Após 2 meses de muitas dores, dúvidas e privações devido aquele maldito acidente de moto, finalmente consegui retornar para a minha rotina. Voltei a dar aulas de História na quarta (12/04)  e, na manhã da quinta feira (13/04), eu já estava no aeroporto realizando controle de tráfego aéreo. É bom pensar que aquele pesadelo agora faz parte do passado, mas nem a vontade de seguir em frente me fará esquecer daqueles 60 dias em que tive tempo de sobra para duvidar de mim mesmo. Dentre outras coisas, tive medo de voltar a dirigir, de não fazer falta para os meus colegas de trabalho e alunos, de não encontrar mais motivação para escrever e medo de encarar as pessoas e reconhecer que eu havia falhado.

Falhei mesmo. Por mais que o quebra molas que me derrubou esteja mal sinalizado (passei lá ontem: ele está sem pintura e a placa está oculta atrás de uma árvore), não posso negar que eu estava acima do limite de velocidade (100km/h numa via onde o máximo é 80). Daqui até o fim da minha vida, terei a lembrança da queda e uma cicatriz enorme no braço esquerdo para me recordarem do que fiz. Fui irresponsável e precisarei lidar com isso, mas o caminho rumo ao amadurecimento não precisa ser trilhado sozinho.
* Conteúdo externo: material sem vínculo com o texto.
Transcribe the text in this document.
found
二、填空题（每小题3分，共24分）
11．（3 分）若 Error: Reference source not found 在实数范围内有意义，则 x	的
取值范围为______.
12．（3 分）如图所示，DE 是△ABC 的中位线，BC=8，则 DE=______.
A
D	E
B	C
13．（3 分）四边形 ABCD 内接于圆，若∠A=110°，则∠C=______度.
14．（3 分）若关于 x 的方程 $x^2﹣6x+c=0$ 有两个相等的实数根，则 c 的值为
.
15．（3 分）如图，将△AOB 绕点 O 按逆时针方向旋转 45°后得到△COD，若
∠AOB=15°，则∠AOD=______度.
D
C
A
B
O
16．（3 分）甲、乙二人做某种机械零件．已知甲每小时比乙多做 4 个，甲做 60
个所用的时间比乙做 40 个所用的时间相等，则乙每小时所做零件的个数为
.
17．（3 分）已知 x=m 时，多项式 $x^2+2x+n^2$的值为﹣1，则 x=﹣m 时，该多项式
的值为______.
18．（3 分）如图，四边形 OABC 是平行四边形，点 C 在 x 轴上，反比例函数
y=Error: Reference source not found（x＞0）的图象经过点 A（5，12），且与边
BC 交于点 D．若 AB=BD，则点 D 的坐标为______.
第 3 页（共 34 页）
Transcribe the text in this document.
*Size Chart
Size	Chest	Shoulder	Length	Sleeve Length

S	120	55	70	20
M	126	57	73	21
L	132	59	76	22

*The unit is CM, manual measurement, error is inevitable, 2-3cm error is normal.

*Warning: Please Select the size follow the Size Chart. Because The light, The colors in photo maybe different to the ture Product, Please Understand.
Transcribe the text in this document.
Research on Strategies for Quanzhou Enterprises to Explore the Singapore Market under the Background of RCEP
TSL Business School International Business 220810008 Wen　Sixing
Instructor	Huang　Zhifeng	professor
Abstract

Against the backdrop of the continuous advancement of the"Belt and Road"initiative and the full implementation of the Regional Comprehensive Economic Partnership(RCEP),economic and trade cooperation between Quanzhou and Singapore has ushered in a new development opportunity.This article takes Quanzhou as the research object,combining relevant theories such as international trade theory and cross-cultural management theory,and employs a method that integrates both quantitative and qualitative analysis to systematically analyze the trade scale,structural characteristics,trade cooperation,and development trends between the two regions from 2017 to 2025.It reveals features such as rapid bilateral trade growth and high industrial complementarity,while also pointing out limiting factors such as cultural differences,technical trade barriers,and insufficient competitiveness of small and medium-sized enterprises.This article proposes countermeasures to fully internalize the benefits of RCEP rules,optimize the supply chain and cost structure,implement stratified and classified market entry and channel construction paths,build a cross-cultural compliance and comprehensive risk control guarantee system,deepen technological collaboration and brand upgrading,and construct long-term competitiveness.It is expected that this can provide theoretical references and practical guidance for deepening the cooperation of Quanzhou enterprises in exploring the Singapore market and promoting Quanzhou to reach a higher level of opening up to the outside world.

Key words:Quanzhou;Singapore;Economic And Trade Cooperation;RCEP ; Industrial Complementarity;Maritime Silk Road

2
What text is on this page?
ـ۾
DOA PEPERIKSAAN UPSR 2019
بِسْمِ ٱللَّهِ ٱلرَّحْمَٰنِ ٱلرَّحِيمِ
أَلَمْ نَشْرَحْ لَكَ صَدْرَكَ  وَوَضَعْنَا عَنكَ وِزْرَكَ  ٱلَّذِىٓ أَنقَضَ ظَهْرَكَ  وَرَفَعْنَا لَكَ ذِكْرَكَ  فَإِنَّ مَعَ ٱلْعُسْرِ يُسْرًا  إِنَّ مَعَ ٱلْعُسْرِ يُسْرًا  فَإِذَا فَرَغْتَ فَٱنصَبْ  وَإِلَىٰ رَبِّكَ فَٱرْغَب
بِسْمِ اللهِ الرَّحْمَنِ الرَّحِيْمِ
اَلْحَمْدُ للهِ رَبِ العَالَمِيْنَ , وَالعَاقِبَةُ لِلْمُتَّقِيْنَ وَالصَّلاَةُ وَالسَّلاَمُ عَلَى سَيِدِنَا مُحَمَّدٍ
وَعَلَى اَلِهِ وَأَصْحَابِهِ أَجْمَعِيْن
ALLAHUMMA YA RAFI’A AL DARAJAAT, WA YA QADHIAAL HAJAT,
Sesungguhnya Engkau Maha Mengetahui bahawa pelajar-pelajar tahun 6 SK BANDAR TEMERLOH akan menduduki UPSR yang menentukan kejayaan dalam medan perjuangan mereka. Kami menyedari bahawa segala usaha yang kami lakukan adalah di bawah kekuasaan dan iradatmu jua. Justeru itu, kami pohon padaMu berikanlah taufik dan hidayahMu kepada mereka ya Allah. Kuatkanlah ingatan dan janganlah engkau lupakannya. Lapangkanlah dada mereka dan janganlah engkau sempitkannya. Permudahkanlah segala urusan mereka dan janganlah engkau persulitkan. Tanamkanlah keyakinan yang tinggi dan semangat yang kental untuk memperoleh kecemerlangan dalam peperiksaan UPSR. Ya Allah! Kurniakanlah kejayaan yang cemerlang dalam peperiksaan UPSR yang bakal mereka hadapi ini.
Nesta última semana, além de ter sido muitíssimo bem acolhido nos meus locais de trabalho, ganhei um abraço carinhoso de um aluno (Valeu, Claudin!), recebi mensagens encorajadoras dos meus familiares e fui presenteado com o apoio da minha esposa, que propôs realizarmos uma viagem de moto até o estado de Goiás para que, nas palavras dela, “eu pudesse reconquistar a minha confiança ao dirigir”. Quando penso em tudo que passei, concluo que não há fardo suficientemente pesado para quem tem amigos e nem dúvida que resista a um gesto sincero de amor. Sinto-me feliz e motivado para recomeçar. Obrigado a todos que me ajudaram durante esse período difícil 🙂

Percorridos os 180km que separam Uberlândia-MG de Caldas Novas-GO, tive um final de semana bastante agradável em solo goiano. O forte de Caldas são as piscinas de água quente, a música sertaneja e a cerveja gelada, porém há uma grande variedade de opções de entretenimento na vida noturna da cidade para quem quiser algo mais sossegado, dentre elas o 7ªrte Cine Stadium. O local não é lá dos maiores (há apenas 2 salas) e a programação prioriza filmes dublados, mas as instalações são boas (cadeiras novas e limpas; sistema de som eficiente) e de fácil acesso. Mesmo contrariado por perder o áudio original e as sutilezas da voz da Scarlett Johansson, acabei vendo A Vigilante do Amanhã por lá mesmo, meio bêbado e grilado com o cara da bilheteria que não quis aceitar a minha carteirinha de estudante para pagar meia entrada.

A Vigilante do Amanhã: Ghost in the Shell não foi bem nas bilheterias. Envolto numa polêmica de whitewashing (quando um ator branco é escalado no papel de um personagem que, originalmente, tinha outra raça/etnia), a produção deve acumular incríveis 100 milhões de dólares de prejuízo. Eu não fiquei empolgadão com o que vi, mas não achei o o filme tão ruim assim. O fato de terem optado pela Johansson em detrimento de uma atriz oriental certamente foi uma mancada e, como eu havia desconfiado quando resenhei o anime original, simplificaram bastante o roteiro, mas a condução pragmática e o trabalho visual do diretor Rupert Sanders são bastante eficientes.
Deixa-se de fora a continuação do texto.